林教授が、最後に、経済産業省での経験及びEPA(経済連携協定)締結の成果を披露した上で、 メキシコは若い人口動態、資源国であること等日本とは補完的な関係にあり、 国際枠組みの主要国として、 両国が密接な意見交換を通じて共通の認識を形成していくことの意義は大きいと述べた。

3. 安全保障 14:40-15:40

スピーカー:
Monica Serrano 氏(メキシコ大学院大学教授)
田中 明彦 氏(東京大学大学院情報学環・東洋文化研究所教授、東京財団上席研究員)

モニカ教授は、9.11テロ以降、カナダやメキシコの領土が、 米国攻撃の過激派やテロを開始するプラットホームとして使われることが懸念されているが、 国境取締は必須条件ではあるものの、 NAFTAがこれらの国の相互理解の基盤となるものであり、 これなどを踏まえた上で共に課題に立ち向かうことこそが必要であると示唆した。 テロに対する欧州の経験は、全ての脅威をなくすということではなく、 それを管理することであると述べた。
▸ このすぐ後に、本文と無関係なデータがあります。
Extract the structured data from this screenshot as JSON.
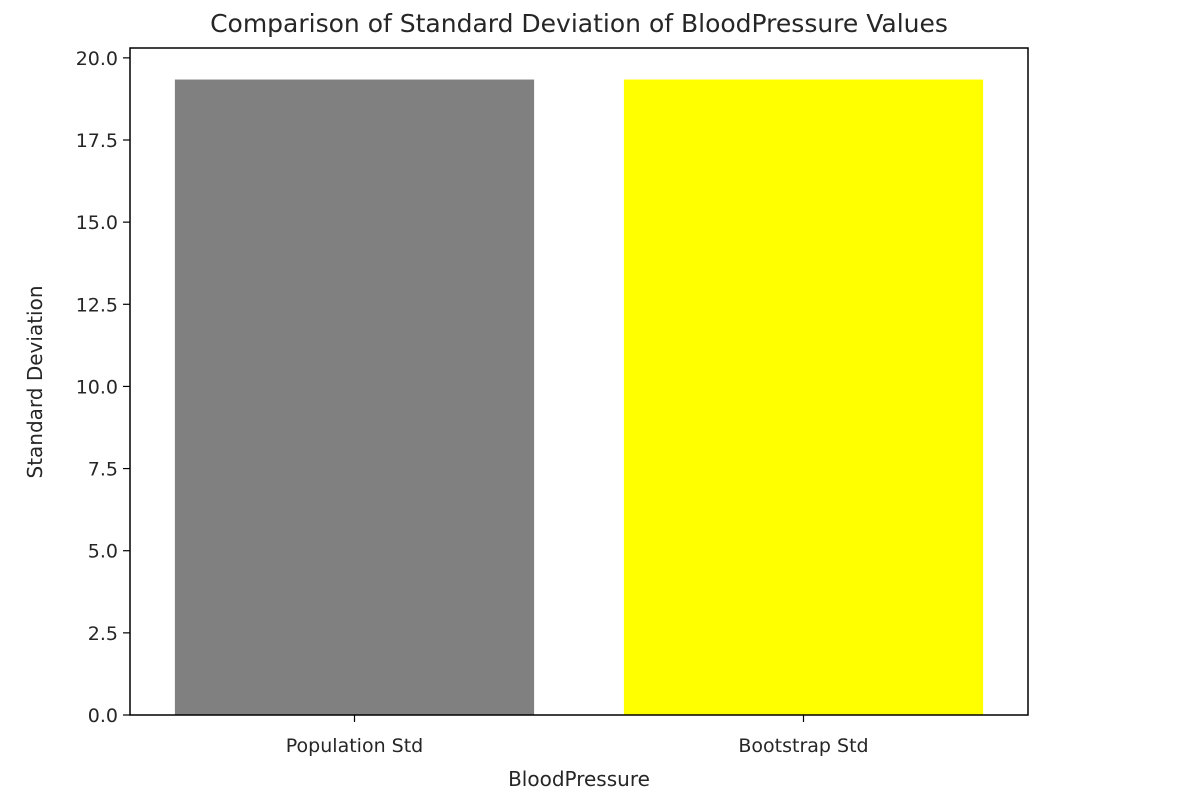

田中教授は、日本をとりまく安全保障環境について述べた後、安全保障戦略は、 多層的かつ協調的に組み合わせたものでなければならず [1]日本自身の多機能弾力的防衛力の整備とその統合的・実務的運用、 [2]日米同盟の信頼性・実効性強化、[3]地域安全保障協力の促進、 [4]国際平和協力の強化が重要であることを述べた。
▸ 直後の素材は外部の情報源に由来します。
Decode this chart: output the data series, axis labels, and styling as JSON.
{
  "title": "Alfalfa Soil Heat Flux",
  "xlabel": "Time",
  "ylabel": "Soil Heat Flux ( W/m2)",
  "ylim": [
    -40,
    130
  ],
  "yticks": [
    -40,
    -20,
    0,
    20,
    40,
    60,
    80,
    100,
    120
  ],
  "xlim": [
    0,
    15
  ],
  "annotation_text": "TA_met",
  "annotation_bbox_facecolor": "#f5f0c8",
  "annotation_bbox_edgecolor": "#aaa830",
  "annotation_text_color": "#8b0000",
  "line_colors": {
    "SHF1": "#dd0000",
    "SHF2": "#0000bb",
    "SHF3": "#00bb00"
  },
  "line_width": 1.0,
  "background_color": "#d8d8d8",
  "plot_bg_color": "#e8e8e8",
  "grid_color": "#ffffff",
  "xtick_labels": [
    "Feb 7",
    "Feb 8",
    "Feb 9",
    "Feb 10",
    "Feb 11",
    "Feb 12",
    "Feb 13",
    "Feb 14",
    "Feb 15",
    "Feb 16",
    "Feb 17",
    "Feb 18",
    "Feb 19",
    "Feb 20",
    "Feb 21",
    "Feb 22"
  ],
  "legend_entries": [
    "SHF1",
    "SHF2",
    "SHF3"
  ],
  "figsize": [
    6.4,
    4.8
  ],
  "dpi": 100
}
4. アメリカ合衆国に対するメキシコと日本 15:45-16:45

スピーカー:
Jorge Montano 氏(元駐米大使、元国連大使)
北岡 伸一 氏(東京大学大学院教授、前国連大使、東京財団主任研究員)

フリアン次席大使より、これまでの議論を踏まえ、[1]景気刺激策、 規制強化等のグローバルな問題においての優先課題や気候変動、 エネルギー・食糧も含む広範囲の安全保障においても米国新政権と関係を構築していきたい、 [2]来年1月の米国新政権発足とともに、日墨は、 国連安保理において非常任理事国となり、 新政権の第一歩から国連の枠組みの中でいくことができ、 今後米国の関与の在り方について見極めることを留保しつつ、 見通しは良好とみている、[3]日本とは、地政学的にも異なるが、 ファンダメンタルズ、共通項を通して、 日墨は新しい新政権と関与することができる旨述べた。
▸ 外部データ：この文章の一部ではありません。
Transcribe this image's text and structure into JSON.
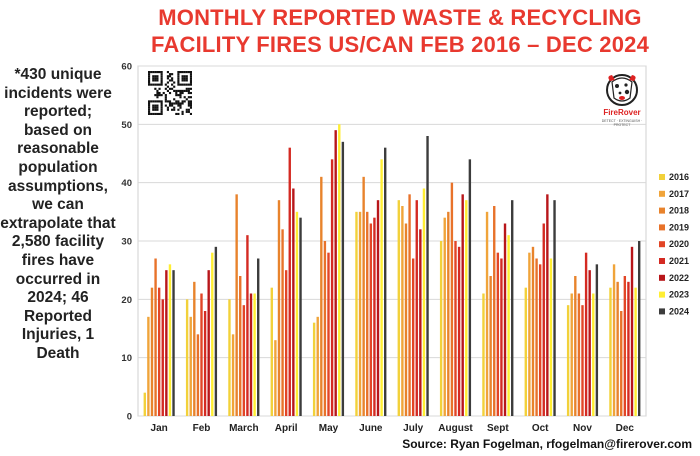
{
  "title": "MONTHLY REPORTED WASTE & RECYCLING FACILITY FIRES US/CAN FEB 2016 – DEC 2024",
  "note": "*430 unique incidents were reported; based on reasonable population assumptions, we can extrapolate that 2,580 facility fires have occurred in 2024; 46 Reported Injuries, 1 Death",
  "source": "Source: Ryan Fogelman, rfogelman@firerover.com",
  "logo": {
    "brand": "FireRover",
    "tagline": "DETECT · EXTINGUISH · PROTECT"
  },
  "chart_data": {
    "type": "bar",
    "categories": [
      "Jan",
      "Feb",
      "March",
      "April",
      "May",
      "June",
      "July",
      "August",
      "Sept",
      "Oct",
      "Nov",
      "Dec"
    ],
    "ylim": [
      0,
      60
    ],
    "yticks": [
      0,
      10,
      20,
      30,
      40,
      50,
      60
    ],
    "grid": true,
    "legend": "right",
    "series": [
      {
        "name": "2016",
        "color": "#f2d13a",
        "values": [
          4,
          20,
          20,
          22,
          16,
          35,
          37,
          30,
          21,
          22,
          19,
          22
        ]
      },
      {
        "name": "2017",
        "color": "#f0a43a",
        "values": [
          17,
          17,
          14,
          13,
          17,
          35,
          36,
          34,
          35,
          28,
          21,
          26
        ]
      },
      {
        "name": "2018",
        "color": "#e8832c",
        "values": [
          22,
          23,
          38,
          37,
          41,
          41,
          33,
          35,
          24,
          29,
          24,
          23
        ]
      },
      {
        "name": "2019",
        "color": "#e8722a",
        "values": [
          27,
          14,
          24,
          32,
          30,
          35,
          38,
          40,
          36,
          27,
          21,
          18
        ]
      },
      {
        "name": "2020",
        "color": "#e24526",
        "values": [
          22,
          21,
          19,
          25,
          28,
          33,
          27,
          30,
          28,
          26,
          19,
          24
        ]
      },
      {
        "name": "2021",
        "color": "#d42a22",
        "values": [
          20,
          18,
          31,
          46,
          44,
          34,
          37,
          29,
          27,
          33,
          28,
          23
        ]
      },
      {
        "name": "2022",
        "color": "#b8161a",
        "values": [
          25,
          25,
          21,
          39,
          49,
          37,
          32,
          38,
          33,
          38,
          25,
          29
        ]
      },
      {
        "name": "2023",
        "color": "#ffee33",
        "values": [
          26,
          28,
          21,
          35,
          50,
          44,
          39,
          37,
          31,
          27,
          21,
          22
        ]
      },
      {
        "name": "2024",
        "color": "#3c3c3c",
        "values": [
          25,
          29,
          27,
          34,
          47,
          46,
          48,
          44,
          37,
          37,
          26,
          30
        ]
      }
    ]
  }
}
北岡教授は、戦前・戦後の日本とメキシコの対米国の歴史に触れた後、 1月からの日墨が非常任理事国となることを踏まえ、非常任理事国内の人口、 国力(上位2番は日墨)を勘案しても、単極から多極化の流れの中でも、 大国である米国とも、途上国の集まりとも近く、 同じアプローチをしていく国として連携し、調整していくことが、 日墨の重要な役割と考えると締めくくった。